Alceu diz não ter um ídolo político. Mas, quando dizem que foi o melhor prefeito de Frutal, recusa o elogio e aponta uma admiração: “Dr. Sandoval Henrique de Sá foi o melhor prefeito que Frutal já teve.” Detesta os políticos pára-quedistas. “Eles vem aqui apenas roubar os votos. Não tem compromissos nenhum com a cidade”. Torce para que Narcio e Zé Maia continuem como deputados por muito tempo: “eles mudaram nossa região”.
O legado
A vida de Alceu Queiroz é cheia de histórias, ora engraçadas, ora polêmicas, mas sobre sua passagem pelo gabinete o resumo é feito pelo próprio: “No primeiro mandato, peguei um diamante bruto que não consegui lapidar. No segundo, acredito, a tarefa foi concluída. Hoje não quero mais política, não pra mim, mas o envolvimento é inegável.” Político nato, ainda mexe os seus pauzinhos. Opina sobre questões que envolvam a cidade e, claro, sua opinião vale muito.
Bem, mas você deve estar se perguntando: e a conversa inicial do texto, o que tem a ver? Simples, além de crer em Deus, Alceu foi um homem que acreditou em Frutal, acreditou que a posição da cidade no Triângulo Mineiro e tão próxima ao estado de São Paulo, seria e ainda é, algo que deve ser explorado com grande potencial de desenvolvimento. E quando teve oportunidade de comandar a cidade por duas vezes fez o que julgava necessário para que esse desenvolvimento acontecesse. Impossível deixar passar a observação de que a Frutal de hoje tem muito de Alceu.
A prefeita Ciça reconhece: “Alceu será lembrado como um prefeito dinâmico, empreendedor e comprometido com o desenvolvimento”.
Eleições 2012
Alceu: “vou trabalhar para que o Mauri seja prefeito de Frutal”
Foi começar a entrevista e Alceu já quis falar sobre a eleição. Em sua opinião, o quadro ainda está muito indefinido, “tem muito pré-candidato”.

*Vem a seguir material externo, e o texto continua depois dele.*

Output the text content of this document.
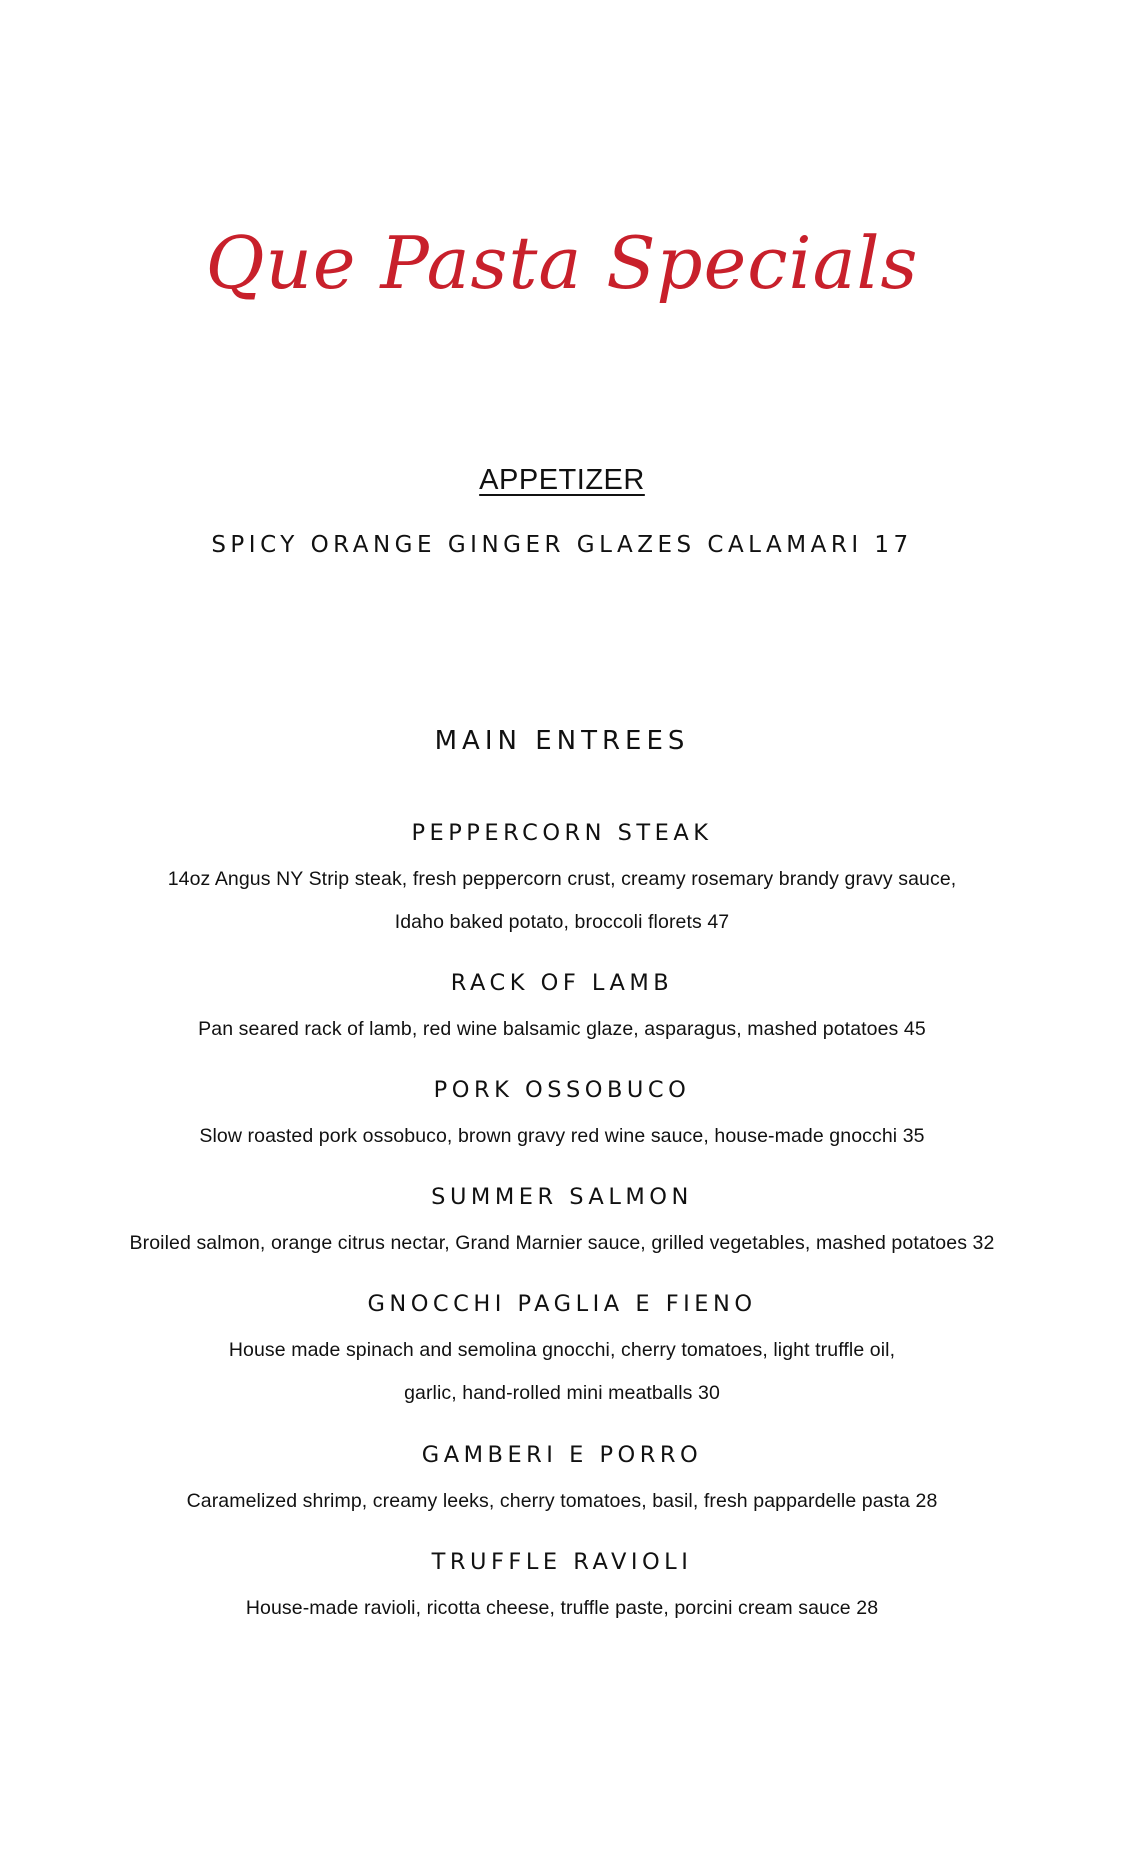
Que Pasta Specials
APPETIZER
SPICY ORANGE GINGER GLAZES CALAMARI 17
MAIN ENTREES
PEPPERCORN STEAK
14oz Angus NY Strip steak, fresh peppercorn crust, creamy rosemary brandy gravy sauce,
Idaho baked potato, broccoli florets 47
RACK OF LAMB
Pan seared rack of lamb, red wine balsamic glaze, asparagus, mashed potatoes 45
PORK OSSOBUCO
Slow roasted pork ossobuco, brown gravy red wine sauce, house-made gnocchi 35
SUMMER SALMON
Broiled salmon, orange citrus nectar, Grand Marnier sauce, grilled vegetables, mashed potatoes 32
GNOCCHI PAGLIA E FIENO
House made spinach and semolina gnocchi, cherry tomatoes, light truffle oil,
garlic, hand-rolled mini meatballs 30
GAMBERI E PORRO
Caramelized shrimp, creamy leeks, cherry tomatoes, basil, fresh pappardelle pasta 28
TRUFFLE RAVIOLI
House-made ravioli, ricotta cheese, truffle paste, porcini cream sauce 28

Instado a opinar sobre alguns destes pré-candidatos não se vez de rogado: “Toninho Heitor já deu o que tinha que dar. O Ésio não serve para Frutal. A candidatura do Lino não é pra se levar a sério. O Romero Brito é boa pessoa, não vejo nada de ruim, acho que até vai ser candidato, mas não a prefeito.”
Alceu já fez sua escolha. E seu candidato é o empresário Mauri Alves, proprietário da Coragro. A chapa dos seus sonhos é Mauri e Romero. A “reunião secreta” citada no corpo da reportagem foi com a prefeita Ciça, justamente para tratar dessa possível dobradinha. O 360 apenas juntou as pontas para chegar a esta conclusão. Após entrevistar Alceu, estivemos com a prefeita Ciça no dia seguinte. Sem saber o que Alceu havia dito, nos informou que havia estado com ele por um longo tempo. Foi só somar 2+2.
Os grupos de Narcio e Ciça estarão juntos nesta eleição, é o que aposta Alceu. E ele acredita que o nome que encabeçará esta chapa será o de Mauri. Mas, afinal, por que esta escolha?
“Vi o Mauri chegando aqui menino, montando a loja ali no Posto do Paulo. Cresceu, está muito bem de vida. É sério, é preparado. Dos pré-candidatos, ele dá de 10 a 1. Não digo de 10 a 0 pra não humilhar.”
Alceu está confiante: “Essa política está fácil. Temos que fazer as coisas com calma. E estou trabalhando nos bastidores como se fosse minha candidatura. Acho que vai dar tudo certo.”
São cinqüenta anos de eleições. É bom prestar atenção no que diz o “velhinho”.